Week in review
- U.S. February retail sales up 0.6% m/m
- U.S. February headline inflation rose 0.4% m/m
- U.S. February PPI inflation up 0.56% m/m
Week ahead
- U.S. Fed policy announcement
- Bank of Japan policy announcement
- Japan core CPI
Thought of the week
Last week, investors closely watched Japan’s spring wage negotiations, which the Bank of Japan (BoJ) has repeatedly telegraphed that it is key to determining whether a policy pivot is necessary. The first round results showed wage hikes of over 5%, significantly above last year’s 3.8%. If this is realized in the final round, it will be the highest since 1991, but two factors remain key – how much this sets a tone for small and medium firms (employing 70% the Japanese working population), and the effectiveness of the passthrough into higher consumption and more sustainable services inflation.
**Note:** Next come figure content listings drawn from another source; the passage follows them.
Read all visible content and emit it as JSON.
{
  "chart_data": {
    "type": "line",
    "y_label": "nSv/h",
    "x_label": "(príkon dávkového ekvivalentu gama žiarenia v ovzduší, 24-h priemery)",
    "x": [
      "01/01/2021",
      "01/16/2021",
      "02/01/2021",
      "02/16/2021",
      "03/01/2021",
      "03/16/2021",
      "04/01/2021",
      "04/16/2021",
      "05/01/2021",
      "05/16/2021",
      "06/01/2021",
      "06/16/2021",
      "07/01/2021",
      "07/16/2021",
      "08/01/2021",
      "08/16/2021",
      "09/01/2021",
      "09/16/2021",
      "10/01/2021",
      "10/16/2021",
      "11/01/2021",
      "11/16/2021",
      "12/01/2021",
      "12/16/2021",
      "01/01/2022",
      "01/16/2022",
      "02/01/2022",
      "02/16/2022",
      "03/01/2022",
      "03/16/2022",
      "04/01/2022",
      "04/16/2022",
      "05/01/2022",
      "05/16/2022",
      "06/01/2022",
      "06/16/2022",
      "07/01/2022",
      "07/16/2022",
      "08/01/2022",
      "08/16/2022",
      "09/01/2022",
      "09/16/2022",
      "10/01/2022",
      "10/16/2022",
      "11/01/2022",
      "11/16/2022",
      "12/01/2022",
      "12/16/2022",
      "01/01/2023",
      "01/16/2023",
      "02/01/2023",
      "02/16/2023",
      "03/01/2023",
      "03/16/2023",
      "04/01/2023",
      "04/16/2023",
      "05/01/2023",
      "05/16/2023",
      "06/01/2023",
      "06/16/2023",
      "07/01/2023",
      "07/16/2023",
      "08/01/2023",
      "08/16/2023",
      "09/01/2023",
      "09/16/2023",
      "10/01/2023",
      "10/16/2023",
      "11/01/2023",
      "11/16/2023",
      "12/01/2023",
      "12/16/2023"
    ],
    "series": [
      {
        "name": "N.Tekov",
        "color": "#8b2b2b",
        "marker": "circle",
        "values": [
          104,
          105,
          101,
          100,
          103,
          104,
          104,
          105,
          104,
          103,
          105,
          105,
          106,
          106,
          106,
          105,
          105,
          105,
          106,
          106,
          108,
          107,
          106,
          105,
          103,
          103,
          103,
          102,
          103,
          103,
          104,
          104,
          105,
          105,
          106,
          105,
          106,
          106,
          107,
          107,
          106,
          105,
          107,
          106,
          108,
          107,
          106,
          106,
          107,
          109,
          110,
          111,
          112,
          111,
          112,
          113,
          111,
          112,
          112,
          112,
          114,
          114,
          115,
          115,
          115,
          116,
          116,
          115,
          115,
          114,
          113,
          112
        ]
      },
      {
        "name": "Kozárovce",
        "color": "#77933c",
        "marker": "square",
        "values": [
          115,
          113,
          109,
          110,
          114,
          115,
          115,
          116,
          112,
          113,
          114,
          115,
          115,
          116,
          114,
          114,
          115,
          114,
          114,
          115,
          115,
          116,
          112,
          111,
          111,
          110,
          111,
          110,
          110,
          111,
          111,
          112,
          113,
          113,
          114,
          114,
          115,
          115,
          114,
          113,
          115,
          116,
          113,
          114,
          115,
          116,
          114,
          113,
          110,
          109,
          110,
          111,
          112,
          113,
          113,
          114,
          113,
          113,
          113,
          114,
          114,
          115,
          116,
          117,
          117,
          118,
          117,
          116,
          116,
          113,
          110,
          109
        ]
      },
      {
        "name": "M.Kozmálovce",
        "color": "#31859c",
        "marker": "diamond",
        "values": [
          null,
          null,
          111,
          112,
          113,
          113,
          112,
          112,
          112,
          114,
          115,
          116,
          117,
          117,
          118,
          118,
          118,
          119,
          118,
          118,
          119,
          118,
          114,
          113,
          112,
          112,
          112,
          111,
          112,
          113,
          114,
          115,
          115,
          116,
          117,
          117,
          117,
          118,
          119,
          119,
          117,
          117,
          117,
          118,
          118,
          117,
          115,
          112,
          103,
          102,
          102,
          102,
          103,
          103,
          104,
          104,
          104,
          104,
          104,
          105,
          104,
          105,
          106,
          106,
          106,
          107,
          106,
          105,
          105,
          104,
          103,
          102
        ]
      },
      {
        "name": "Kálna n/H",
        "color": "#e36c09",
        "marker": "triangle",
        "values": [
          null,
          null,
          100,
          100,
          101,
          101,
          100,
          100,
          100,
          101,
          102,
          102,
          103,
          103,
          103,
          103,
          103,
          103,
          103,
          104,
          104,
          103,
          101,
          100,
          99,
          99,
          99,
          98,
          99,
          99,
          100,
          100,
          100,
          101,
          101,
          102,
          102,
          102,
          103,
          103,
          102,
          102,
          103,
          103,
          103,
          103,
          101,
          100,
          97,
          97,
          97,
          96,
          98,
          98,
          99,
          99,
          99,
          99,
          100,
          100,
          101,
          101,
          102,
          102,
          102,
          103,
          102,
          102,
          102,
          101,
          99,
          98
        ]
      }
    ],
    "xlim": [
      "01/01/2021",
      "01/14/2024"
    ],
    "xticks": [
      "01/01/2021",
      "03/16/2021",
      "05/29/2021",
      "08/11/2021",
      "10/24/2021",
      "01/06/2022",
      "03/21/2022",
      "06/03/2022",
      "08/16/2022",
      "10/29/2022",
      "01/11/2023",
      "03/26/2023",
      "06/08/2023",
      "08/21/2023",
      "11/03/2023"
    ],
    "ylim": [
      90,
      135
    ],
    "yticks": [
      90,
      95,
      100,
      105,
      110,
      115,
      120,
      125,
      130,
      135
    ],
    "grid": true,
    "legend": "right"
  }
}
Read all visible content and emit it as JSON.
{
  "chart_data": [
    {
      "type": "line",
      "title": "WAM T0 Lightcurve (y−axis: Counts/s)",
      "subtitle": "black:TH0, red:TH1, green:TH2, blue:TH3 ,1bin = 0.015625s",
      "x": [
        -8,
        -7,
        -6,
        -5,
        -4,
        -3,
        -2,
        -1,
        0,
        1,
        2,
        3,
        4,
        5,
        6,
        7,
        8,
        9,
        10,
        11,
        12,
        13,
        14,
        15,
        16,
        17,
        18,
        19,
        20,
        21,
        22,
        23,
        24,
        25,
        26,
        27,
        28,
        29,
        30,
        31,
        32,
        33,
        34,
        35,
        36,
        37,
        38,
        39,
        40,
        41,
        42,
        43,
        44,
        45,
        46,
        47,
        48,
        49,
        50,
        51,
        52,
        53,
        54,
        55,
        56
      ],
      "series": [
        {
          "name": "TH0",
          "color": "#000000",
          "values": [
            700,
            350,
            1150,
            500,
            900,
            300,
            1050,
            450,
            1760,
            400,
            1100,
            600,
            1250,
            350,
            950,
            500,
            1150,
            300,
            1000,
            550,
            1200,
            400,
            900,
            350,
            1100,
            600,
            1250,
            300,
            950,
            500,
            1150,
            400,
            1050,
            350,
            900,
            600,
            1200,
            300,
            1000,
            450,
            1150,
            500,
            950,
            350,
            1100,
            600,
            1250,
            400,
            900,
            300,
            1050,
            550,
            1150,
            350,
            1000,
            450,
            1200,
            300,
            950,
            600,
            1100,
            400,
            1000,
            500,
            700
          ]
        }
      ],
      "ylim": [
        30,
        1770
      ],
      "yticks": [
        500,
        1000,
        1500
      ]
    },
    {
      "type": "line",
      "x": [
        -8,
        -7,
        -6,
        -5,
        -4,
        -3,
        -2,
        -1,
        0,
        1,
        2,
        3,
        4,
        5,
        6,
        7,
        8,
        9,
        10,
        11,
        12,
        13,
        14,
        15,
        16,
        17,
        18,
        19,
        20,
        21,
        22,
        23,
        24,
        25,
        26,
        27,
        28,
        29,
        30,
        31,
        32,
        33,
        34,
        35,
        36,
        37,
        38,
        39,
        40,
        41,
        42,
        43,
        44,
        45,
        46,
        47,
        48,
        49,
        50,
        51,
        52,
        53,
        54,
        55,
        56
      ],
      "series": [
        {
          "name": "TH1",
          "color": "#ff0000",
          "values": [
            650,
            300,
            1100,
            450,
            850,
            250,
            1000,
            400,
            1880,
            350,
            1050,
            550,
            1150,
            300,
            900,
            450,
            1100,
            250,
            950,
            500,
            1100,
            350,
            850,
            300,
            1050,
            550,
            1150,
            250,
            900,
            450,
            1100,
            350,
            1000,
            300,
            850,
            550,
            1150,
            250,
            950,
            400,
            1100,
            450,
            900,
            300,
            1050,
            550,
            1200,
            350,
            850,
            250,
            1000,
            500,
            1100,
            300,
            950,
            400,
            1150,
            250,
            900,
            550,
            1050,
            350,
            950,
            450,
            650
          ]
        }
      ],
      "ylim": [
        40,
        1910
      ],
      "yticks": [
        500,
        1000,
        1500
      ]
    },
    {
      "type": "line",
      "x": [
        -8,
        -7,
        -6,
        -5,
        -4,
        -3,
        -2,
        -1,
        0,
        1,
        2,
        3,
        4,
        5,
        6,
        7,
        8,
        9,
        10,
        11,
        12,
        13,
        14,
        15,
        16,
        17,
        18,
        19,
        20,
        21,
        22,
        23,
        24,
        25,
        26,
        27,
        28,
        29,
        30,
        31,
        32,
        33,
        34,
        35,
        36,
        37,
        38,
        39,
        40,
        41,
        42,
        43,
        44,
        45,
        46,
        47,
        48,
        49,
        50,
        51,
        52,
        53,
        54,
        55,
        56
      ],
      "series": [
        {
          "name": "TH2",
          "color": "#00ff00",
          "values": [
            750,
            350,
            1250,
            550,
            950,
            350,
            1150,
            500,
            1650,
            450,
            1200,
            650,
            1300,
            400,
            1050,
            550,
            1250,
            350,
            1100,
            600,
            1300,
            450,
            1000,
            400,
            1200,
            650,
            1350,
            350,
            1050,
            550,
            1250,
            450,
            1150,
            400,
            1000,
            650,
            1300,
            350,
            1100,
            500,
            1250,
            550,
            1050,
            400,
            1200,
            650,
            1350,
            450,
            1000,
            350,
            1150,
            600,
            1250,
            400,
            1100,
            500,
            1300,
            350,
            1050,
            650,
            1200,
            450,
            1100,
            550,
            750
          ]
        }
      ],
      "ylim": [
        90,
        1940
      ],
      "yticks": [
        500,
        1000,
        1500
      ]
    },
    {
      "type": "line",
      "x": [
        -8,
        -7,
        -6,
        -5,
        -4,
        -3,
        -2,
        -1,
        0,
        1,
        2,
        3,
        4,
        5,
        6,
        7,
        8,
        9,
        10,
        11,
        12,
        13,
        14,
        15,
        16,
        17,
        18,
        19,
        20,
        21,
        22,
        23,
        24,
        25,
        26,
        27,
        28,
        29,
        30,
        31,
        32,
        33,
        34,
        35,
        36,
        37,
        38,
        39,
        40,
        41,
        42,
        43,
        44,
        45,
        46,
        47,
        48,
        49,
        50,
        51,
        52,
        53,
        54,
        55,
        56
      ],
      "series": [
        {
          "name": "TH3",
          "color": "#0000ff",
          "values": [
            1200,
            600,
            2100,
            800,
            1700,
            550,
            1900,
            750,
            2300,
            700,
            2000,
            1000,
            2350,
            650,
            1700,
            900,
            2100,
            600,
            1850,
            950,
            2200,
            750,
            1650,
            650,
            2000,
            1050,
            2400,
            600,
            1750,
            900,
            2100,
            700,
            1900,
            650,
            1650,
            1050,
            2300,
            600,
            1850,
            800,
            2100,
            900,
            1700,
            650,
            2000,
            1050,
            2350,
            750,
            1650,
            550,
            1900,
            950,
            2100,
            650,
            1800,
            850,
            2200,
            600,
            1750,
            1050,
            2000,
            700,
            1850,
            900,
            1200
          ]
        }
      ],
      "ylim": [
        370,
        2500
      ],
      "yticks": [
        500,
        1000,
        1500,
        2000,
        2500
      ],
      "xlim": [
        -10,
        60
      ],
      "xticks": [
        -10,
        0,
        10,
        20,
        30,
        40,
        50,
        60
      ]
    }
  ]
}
We continue to expect the BoJ to raise rates in April, but the recent wage talks and upward revision to 4Q23 GDP are increasing the likelihood of it happening this week. A BoJ pivot will likely also entail a pause in ETF and REIT purchases, which has indeed slowed despite the recent pullback in Japanese equities. However, BoJ’s purchases of JGBs might take time to end in order to maintain yield stability. In terms of the Yen, we don’t see a meaningful appreciation to come as the BoJ pivot is likely gradual and accommodative, and we also see little risks to unexpected BoJ hawkishness or Fed dovishness. The impact of a modest Yen appreciation on Japanese equities should also be cushioned by resilient corporate profitability, the revitalization of the corporate sector from reflation, as well as the weakening correlation between the currency and equities.